Just over 19 years ago, I left home. I moved to a secular college because I wanted to forget my parents' faith and find my own. During that time I made mistakes, and I said and did some hurtful things in my "enlightenment." But I worked hard to build my faith. And now there I was. Sitting in a nondescript and uncomfortable waiting room while my dad underwent cancer surgery, and I realized that the faith I have is now my own, but it's also my parents'. I'm empowered by the presence of God in the midst of my pain and suffering. But every single day of the journey we have walked since November 2013 I have seen the same empowering written in my parents' words. It's been in their strength, in their hope, in their peace, in their prayers. That didn't change when Zack died. It didn't change when my dad was pushed into retirement. It didn't change when our house was broken into. It didn't change when Dad was told he had cancer. It didn't change while we waited in that room together. It didn't change today when we were told that my dad's lymph nodes and all margins of his prostate are clear of cancer. And I know without a doubt that it wouldn't have changed if we had been told his body was riddled with the disease.

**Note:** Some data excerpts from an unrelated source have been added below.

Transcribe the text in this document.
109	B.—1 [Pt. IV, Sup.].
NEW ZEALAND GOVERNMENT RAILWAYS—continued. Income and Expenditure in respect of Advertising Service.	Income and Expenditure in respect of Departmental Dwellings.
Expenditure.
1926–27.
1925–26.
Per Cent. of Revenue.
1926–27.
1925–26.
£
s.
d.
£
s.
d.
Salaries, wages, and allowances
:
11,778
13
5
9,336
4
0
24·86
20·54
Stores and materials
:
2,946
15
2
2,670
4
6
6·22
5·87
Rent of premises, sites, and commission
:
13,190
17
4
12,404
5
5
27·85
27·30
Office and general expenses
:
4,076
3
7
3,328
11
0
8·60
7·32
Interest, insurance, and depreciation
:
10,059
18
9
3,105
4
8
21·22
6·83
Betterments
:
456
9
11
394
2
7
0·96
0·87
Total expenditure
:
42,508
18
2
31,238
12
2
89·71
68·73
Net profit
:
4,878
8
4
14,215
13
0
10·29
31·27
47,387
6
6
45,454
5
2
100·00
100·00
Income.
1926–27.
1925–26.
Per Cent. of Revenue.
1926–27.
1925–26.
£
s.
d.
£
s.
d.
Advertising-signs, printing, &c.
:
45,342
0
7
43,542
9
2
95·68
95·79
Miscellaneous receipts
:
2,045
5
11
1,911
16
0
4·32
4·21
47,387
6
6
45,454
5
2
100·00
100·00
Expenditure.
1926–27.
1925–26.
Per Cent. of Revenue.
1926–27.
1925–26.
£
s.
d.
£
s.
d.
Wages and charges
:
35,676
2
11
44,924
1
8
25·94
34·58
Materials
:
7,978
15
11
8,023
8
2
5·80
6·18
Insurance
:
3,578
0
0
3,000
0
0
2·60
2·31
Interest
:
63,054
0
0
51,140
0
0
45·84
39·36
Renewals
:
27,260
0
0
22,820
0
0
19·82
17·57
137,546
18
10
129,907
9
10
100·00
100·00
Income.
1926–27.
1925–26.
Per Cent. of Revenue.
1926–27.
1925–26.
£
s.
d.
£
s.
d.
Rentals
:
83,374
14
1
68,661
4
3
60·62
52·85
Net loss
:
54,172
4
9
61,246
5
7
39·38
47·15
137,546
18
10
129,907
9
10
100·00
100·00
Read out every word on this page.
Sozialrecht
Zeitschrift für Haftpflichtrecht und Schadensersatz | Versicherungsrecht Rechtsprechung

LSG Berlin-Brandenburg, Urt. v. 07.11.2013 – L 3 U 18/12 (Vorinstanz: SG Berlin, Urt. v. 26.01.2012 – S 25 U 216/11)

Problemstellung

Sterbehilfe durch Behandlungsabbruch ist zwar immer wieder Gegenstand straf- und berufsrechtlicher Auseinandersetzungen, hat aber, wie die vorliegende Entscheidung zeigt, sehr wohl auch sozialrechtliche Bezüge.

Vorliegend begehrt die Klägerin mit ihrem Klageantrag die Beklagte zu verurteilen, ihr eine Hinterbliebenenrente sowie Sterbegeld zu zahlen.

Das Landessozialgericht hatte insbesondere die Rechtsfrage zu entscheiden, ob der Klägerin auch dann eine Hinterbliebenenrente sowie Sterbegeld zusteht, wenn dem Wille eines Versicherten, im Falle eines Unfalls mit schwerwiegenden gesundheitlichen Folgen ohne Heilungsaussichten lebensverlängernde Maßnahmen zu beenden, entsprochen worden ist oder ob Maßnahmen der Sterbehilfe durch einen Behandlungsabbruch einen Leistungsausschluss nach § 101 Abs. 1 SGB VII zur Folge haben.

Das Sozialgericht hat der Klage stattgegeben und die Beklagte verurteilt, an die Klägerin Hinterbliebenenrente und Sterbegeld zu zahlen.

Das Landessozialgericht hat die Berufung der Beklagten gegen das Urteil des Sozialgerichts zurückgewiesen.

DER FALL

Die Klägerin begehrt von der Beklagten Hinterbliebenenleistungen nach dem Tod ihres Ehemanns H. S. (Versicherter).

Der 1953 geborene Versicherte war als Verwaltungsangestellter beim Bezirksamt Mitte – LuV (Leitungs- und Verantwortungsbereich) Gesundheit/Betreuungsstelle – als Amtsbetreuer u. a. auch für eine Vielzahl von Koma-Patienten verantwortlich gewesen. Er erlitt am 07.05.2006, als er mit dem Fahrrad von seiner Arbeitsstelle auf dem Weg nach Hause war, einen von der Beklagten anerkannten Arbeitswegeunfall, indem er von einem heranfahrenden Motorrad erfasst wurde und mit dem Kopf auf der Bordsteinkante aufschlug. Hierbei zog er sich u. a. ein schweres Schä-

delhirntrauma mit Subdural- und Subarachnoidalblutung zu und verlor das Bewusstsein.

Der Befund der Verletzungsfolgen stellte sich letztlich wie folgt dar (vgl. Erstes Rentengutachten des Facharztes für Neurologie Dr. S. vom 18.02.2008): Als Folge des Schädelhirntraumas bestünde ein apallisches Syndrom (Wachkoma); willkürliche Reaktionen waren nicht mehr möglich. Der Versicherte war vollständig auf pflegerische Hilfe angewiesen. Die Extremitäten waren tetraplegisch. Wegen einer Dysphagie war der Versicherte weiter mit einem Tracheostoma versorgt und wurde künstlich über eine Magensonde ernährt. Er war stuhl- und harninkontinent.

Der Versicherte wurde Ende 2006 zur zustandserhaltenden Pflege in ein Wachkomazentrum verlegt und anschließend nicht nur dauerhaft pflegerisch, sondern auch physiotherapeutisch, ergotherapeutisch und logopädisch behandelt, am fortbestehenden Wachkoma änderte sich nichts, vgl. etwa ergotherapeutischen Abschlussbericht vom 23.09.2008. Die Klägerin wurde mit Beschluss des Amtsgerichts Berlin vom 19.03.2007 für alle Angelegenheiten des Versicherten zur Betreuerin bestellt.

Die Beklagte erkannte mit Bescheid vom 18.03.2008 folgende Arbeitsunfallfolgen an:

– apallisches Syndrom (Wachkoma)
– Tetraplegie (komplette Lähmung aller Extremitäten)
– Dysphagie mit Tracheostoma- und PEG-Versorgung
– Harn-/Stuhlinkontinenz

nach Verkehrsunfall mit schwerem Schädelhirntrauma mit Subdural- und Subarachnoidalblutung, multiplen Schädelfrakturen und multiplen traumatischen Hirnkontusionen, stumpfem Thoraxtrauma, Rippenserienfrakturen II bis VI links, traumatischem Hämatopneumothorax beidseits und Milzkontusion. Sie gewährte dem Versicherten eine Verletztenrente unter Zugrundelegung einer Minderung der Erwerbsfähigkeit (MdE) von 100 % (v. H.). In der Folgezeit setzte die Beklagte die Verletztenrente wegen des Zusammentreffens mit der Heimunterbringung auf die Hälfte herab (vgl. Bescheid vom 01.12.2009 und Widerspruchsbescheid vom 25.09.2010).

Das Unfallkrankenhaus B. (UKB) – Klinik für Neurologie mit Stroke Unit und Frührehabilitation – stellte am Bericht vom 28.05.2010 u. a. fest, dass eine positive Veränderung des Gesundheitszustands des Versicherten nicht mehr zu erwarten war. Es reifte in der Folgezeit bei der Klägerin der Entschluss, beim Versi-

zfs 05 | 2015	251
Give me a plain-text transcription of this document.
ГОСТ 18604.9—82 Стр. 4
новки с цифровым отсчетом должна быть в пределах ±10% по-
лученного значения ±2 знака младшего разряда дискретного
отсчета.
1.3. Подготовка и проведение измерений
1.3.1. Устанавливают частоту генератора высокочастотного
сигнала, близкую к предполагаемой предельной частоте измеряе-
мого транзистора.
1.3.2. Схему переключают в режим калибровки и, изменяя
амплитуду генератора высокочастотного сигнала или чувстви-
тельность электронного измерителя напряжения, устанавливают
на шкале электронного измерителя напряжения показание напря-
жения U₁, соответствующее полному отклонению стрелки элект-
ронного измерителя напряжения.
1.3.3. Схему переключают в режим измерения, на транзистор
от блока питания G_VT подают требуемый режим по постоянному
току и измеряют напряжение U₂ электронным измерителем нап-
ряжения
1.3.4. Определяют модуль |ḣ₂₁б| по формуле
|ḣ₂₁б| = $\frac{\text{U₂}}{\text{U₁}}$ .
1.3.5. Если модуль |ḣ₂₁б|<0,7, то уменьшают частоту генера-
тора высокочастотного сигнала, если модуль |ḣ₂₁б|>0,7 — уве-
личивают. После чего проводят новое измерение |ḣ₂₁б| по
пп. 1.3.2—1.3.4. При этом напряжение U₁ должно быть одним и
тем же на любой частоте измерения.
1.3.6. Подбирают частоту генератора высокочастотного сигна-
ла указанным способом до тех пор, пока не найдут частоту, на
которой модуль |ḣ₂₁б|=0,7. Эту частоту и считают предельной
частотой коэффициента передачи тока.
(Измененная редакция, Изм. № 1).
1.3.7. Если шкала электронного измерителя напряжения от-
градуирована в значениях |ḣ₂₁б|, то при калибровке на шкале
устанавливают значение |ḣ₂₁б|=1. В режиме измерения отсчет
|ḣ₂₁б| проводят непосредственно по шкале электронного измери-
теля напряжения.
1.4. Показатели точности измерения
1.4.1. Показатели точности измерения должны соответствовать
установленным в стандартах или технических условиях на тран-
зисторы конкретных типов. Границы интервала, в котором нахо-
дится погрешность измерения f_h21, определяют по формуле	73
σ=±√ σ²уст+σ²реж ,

Harney goes on to talk about being "propelled onward by the call and mission of God." He says that our journey of faith is not really any different than Abraham's when he was still called Abram and he followed an unknown God from the land of his family into a new land where God would build His kingdom. "Who follows God like this?" Harney writes. "Abraham and Sarah. Peter and Andrew. You and me. We hear his call. He leads us on a mission day-by-day and moment-by-moment. We go, not knowing where it will lead us but trusting the God who calls us to follow him."
And we do. The journey might lead us through betrayal. It might lead us through the valley of the shadow of death. It might lead us through cancer or job loss or the breakdown of a family. But through all of that, the good and the bad, through the pain and the joy, we live with a tenacious faith that knows "God can see the end of the road even when [we] can't."
Thanks, Mom and Dad. Thanks for lending me your faith when I was a little girl. Thanks for letting me go off and try to build my own faith. And thanks for letting me find a faith that was yours all along.
1 comment:
That is well written! Praise to our God that empowered you to write that. Thanks for sharing!